- Other names: Chronic Invasive Fibrous Thyroiditis
- Pronunciation: ˈrēd-ᵊlz- ;
- Specialty: Endocrinology
- Symptoms: Goiter, Painless, Hard (Stone-like), Fixed thyroid
- Differential diagnosis: Anaplastic thyroid carcinoma Thyroid lymphoma Thyroid sarcoma
- Treatment: No Standard Treatment
- Prognosis: Good. In a 9.5 years follow up, 86% of patients were stable

= Riedel's thyroiditis =

Riedel's thyroiditis (also known as invasive fibrous thyroiditis), is a chronic form of thyroiditis. It is now believed that Riedel's thyroiditis is one manifestation of a systemic disease that can affect many organ systems called IgG4-related disease. It is often a multi-organ disease affecting pancreas, liver, kidney, salivary and orbital tissues and retroperitoneal space. The hallmarks of the disease are fibrosis and infiltration by IgG4 secreting plasma cells.

==Signs and symptoms==
IgG4-related autoimmune diseases are characterized by excessive fibrosis. In case of Riedel's thyroiditis, fibrosis extends beyond the capsule and involves contiguous neck structures, clinically simulating thyroid carcinoma. There is a rapid thyroid enlargement. Compression of trachea, dysphagia are probable outcomes. Marked thyroid follicular cell atrophy confirms hypothyroidism. Signs of hypothyroidism include myxedema, lethargy, cold-intolerance, apathy, slowed intellectual functions, dysthymia or simply depressive-mood, decreased sympathetic activity induced constipation and decreased perspiration. Reduced cardiac output contributes shortness of breath and decreased blood flow explains skin pallor.

==Pathophysiology==
Riedel's thyroiditis is characterized by a replacement of the normal thyroid parenchyma by a dense fibrosis that invades adjacent structures of the neck and extends beyond the thyroid capsule. This makes the thyroid gland stone-hard (woody) and fixed to adjacent structures. The inflammatory process infiltrates muscles and causes symptoms of tracheal compression. Surgical treatment is required to relieve tracheal or esophageal obstruction.

==Diagnosis==
It typically present as a painless, hard anterior neck mass, which progresses over weeks to years to produce symptoms of compression, including dysphagia, dyspnea choking and hoarseness. Patients may present with symptoms of hypothyroidism and hypoparathyroidism as the gland is replaced by Fibrous tissues . Physical examination reveals a hard "woody" thyroid gland with fixation to surrounding tissue. The diagnosis needs to be confirmed by open thyroid biopsy because the firm and Fibrous nature of the gland renders FNAB inadequate.

==Treatment==

Therapy usually consists of prednisolone, nonetheless some cases may require surgery. Tamoxifen has been proposed as part of a treatment plan.

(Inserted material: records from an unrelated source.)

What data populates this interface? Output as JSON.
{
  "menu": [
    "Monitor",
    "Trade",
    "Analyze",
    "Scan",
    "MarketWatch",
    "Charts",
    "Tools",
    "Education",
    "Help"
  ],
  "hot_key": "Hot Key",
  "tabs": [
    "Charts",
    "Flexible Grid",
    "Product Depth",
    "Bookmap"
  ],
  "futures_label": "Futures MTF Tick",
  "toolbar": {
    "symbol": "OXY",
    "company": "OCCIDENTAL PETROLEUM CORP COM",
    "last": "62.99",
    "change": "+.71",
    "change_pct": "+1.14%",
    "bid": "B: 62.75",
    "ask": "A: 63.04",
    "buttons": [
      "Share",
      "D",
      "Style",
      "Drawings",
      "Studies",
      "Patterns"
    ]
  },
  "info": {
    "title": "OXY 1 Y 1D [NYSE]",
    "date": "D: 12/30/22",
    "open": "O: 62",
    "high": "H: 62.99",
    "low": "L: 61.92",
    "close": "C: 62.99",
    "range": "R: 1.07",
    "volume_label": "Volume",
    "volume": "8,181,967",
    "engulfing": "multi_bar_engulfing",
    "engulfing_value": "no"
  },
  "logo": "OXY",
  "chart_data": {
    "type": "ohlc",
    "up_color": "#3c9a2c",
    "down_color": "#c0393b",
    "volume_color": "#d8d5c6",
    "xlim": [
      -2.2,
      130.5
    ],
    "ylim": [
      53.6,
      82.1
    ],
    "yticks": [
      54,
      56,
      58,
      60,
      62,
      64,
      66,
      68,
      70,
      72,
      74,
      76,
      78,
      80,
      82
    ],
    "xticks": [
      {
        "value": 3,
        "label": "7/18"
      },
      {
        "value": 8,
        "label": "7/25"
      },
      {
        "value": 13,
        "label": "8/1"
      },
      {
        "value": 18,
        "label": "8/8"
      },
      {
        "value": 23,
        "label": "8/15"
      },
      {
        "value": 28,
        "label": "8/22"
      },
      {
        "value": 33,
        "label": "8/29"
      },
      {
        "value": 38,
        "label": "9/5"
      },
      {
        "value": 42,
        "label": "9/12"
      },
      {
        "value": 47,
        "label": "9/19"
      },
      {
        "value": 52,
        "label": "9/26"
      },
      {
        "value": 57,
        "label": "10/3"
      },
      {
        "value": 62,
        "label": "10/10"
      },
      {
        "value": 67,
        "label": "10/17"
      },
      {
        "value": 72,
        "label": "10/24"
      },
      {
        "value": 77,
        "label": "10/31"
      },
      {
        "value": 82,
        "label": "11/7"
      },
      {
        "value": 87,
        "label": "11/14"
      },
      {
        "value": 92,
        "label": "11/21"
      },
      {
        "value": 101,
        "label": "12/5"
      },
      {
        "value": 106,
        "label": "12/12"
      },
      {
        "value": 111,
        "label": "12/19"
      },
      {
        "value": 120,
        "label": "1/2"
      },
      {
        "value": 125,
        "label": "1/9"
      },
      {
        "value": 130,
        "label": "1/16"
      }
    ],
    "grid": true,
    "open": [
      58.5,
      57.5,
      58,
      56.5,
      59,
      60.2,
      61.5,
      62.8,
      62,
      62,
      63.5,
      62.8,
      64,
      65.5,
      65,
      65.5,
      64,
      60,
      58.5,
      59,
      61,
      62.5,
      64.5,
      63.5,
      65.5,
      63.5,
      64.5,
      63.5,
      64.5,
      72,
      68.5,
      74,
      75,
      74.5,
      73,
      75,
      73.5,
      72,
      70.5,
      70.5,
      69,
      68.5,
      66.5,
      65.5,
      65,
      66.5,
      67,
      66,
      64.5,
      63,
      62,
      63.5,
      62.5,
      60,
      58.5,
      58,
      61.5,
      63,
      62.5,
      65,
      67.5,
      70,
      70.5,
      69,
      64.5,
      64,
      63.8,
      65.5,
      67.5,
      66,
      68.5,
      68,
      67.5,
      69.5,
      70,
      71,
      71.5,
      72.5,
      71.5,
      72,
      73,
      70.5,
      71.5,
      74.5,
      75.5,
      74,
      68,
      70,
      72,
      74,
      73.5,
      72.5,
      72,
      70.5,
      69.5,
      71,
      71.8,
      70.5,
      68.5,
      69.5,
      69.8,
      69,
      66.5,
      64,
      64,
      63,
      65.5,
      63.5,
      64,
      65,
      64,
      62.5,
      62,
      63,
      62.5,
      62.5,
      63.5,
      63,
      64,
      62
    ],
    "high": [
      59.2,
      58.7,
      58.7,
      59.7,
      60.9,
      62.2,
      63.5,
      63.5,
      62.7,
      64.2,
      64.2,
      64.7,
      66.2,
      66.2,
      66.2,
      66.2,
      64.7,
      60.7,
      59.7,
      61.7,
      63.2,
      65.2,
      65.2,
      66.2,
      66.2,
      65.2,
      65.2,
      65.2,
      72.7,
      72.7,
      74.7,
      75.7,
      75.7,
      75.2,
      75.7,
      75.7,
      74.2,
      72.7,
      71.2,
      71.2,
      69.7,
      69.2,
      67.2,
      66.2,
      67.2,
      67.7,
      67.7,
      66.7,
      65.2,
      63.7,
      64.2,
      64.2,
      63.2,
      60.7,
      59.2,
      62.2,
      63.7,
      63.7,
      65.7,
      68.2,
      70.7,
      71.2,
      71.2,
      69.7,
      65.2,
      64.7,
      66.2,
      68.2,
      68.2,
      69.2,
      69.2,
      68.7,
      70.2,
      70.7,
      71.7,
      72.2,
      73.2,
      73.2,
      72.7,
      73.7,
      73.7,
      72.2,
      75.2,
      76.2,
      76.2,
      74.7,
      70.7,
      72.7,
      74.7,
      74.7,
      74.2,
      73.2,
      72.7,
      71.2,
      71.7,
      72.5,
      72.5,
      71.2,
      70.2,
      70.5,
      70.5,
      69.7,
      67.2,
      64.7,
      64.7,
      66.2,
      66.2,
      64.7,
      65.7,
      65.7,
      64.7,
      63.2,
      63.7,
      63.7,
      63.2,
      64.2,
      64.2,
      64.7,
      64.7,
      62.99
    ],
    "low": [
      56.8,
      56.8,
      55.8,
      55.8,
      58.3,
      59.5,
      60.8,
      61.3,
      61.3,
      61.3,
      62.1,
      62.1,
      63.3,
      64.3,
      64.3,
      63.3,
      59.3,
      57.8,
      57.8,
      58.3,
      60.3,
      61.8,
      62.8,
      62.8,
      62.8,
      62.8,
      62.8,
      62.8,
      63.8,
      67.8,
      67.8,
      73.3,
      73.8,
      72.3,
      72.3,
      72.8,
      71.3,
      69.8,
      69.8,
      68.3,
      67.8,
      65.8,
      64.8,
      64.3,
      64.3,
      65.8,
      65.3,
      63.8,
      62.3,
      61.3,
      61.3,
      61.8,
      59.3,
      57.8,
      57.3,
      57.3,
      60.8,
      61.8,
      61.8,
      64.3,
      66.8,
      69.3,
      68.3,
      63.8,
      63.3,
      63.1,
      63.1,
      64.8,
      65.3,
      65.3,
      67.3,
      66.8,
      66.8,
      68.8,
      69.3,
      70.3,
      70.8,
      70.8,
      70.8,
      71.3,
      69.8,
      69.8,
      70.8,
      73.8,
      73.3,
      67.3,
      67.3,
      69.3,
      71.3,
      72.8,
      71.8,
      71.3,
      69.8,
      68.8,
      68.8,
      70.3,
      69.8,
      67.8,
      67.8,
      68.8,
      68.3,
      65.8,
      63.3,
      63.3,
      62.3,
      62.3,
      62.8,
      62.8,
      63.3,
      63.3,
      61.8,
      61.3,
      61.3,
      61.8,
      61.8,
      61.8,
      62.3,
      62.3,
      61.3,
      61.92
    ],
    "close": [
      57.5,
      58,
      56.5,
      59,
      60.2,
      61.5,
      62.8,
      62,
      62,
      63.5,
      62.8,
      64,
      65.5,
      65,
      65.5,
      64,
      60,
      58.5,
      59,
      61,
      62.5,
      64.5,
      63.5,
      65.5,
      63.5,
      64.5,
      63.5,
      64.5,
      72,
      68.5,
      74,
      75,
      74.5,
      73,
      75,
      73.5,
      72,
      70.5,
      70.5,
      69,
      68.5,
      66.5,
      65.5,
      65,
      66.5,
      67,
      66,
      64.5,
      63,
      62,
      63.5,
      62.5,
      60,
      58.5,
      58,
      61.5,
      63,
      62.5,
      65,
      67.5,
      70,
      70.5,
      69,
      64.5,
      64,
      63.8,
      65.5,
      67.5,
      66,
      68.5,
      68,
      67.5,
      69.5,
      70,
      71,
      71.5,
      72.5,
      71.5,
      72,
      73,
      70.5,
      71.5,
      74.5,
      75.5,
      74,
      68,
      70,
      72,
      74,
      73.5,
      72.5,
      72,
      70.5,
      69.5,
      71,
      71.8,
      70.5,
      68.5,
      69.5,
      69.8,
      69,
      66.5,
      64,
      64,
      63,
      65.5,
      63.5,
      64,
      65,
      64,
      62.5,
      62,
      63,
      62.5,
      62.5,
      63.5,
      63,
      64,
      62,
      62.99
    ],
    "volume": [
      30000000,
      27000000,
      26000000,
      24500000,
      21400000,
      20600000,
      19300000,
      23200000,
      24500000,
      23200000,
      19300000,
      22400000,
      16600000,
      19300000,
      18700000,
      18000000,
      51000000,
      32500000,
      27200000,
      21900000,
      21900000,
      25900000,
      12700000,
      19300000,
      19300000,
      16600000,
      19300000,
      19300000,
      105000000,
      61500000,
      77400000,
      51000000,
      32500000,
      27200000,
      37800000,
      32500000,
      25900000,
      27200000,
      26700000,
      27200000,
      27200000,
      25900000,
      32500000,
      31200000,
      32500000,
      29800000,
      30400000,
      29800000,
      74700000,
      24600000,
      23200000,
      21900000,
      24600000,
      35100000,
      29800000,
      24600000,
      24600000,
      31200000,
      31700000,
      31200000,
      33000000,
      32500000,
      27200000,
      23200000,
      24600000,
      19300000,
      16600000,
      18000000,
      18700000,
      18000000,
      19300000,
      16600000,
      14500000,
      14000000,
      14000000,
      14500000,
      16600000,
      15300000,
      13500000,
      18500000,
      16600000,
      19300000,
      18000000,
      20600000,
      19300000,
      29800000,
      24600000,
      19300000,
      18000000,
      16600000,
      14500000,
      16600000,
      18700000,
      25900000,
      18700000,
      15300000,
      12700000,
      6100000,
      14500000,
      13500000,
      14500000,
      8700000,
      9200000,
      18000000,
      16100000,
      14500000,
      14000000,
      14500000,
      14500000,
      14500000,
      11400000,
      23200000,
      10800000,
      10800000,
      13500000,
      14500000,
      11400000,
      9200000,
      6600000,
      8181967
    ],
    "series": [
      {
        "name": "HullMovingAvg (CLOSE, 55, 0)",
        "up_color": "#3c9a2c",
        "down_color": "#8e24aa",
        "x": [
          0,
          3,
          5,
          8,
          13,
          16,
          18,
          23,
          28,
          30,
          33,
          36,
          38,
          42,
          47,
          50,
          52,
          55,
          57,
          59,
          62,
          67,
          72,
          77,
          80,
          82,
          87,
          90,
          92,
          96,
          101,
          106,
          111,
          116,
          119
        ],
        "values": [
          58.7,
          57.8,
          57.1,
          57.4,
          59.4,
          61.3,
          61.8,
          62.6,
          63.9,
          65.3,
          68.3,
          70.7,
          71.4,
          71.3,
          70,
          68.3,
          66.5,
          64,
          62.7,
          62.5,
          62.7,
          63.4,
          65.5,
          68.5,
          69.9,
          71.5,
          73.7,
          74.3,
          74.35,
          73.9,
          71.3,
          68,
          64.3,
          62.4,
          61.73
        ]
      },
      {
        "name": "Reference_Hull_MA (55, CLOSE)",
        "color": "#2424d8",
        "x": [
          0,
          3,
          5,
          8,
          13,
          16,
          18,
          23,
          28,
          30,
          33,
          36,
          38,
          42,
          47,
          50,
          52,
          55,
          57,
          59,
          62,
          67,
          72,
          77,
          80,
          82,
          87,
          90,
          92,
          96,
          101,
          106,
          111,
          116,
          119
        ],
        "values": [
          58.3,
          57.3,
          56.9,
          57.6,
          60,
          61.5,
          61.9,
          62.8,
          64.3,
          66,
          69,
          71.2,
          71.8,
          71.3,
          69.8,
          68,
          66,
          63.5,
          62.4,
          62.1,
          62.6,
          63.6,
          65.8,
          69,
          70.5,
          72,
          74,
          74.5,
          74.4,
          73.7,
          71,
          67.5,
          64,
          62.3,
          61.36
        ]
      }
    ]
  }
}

Treatment is directed to surgical relief of compressive symptoms. Tamoxifen may also be beneficial. The type of surgery which is indicated here is isthmectomy.

==Prevalence==
Riedel's thyroiditis is classified as rare. Most patients remain euthyroid, but approximately 30% of patients become hypothyroid and very few patients are hyperthyroid. It is most commonly seen in women.

==Eponym==
It is named for Bernhard Riedel. He first recognized the disease In 1883 and published its description in 1896.